I have an s3 bucket saving logs constantly on json.gz format, I´m trying to pull out those logs to an elastic agent host on a GCP cluster using SQS.
My configuration for the SQS is a default one, also I´m using the FIFO type. The Access policy configuration I used:
{
"Version": "2012-10-17",
"Id": "example-ID",
"Statement": [
{
"Sid": "example-statement-ID",
"Effect": "Allow",
"Principal": {
"Service": "s3.amazonaws.com"
},
"Action": [
"SQS:SendMessage"
],
"Resource": "SQS-queue-ARN",
"Condition": {
"ArnLike": {
"aws:SourceArn": "arn:aws:s3:*:*:awsexamplebucket1"
},
"StringEquals": {
"aws:SourceAccount": "bucket-owner-account-id"
}
}
}
]
}
The elastic agent is using the sqs url as reference to pull out those logs from the s3 bucket. I don´t know why the sqs isn´t working. Also It´s my first time using aws so I´m really lost.

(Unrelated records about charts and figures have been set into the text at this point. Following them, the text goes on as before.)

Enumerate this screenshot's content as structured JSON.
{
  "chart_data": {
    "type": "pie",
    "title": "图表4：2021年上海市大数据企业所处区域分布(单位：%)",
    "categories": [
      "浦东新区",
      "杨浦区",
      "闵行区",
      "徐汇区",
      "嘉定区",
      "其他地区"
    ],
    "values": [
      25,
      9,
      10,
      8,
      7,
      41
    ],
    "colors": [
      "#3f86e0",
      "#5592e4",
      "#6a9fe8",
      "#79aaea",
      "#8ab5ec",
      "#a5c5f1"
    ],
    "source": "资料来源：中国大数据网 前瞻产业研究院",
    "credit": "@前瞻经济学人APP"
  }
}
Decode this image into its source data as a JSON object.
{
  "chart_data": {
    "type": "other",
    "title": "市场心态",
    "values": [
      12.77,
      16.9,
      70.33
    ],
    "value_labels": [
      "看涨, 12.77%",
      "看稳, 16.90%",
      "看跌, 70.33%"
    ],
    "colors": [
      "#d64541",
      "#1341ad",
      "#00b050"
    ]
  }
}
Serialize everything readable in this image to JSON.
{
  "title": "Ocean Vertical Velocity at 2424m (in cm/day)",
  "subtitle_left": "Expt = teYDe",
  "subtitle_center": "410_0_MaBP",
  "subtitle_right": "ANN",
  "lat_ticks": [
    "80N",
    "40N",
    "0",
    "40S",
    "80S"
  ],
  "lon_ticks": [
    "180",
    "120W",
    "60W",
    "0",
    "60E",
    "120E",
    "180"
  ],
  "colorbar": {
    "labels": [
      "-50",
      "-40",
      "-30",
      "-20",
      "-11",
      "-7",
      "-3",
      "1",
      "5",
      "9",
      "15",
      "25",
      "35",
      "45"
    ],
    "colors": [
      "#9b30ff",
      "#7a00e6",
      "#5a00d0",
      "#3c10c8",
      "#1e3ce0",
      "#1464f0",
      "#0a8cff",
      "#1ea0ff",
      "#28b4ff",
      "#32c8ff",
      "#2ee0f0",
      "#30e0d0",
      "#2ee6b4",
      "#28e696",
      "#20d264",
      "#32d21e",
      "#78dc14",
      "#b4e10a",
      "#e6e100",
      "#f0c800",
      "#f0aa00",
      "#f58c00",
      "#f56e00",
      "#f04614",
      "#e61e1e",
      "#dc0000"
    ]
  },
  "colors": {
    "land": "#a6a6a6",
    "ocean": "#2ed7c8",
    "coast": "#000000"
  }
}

CodePudding user response:
SQS can't pull files from S3. You will need to set up notifications on your S3 bucket to publish an event to your SQS queue when a log is added (so presumably you will need s3:ObjectCreated notifications).
Note however that this notification doesn't include the actual file contents. It only has the details of the file so you'll need some other mechanism to then actually read the file and process it, such as a lambda function. You can find an example event here.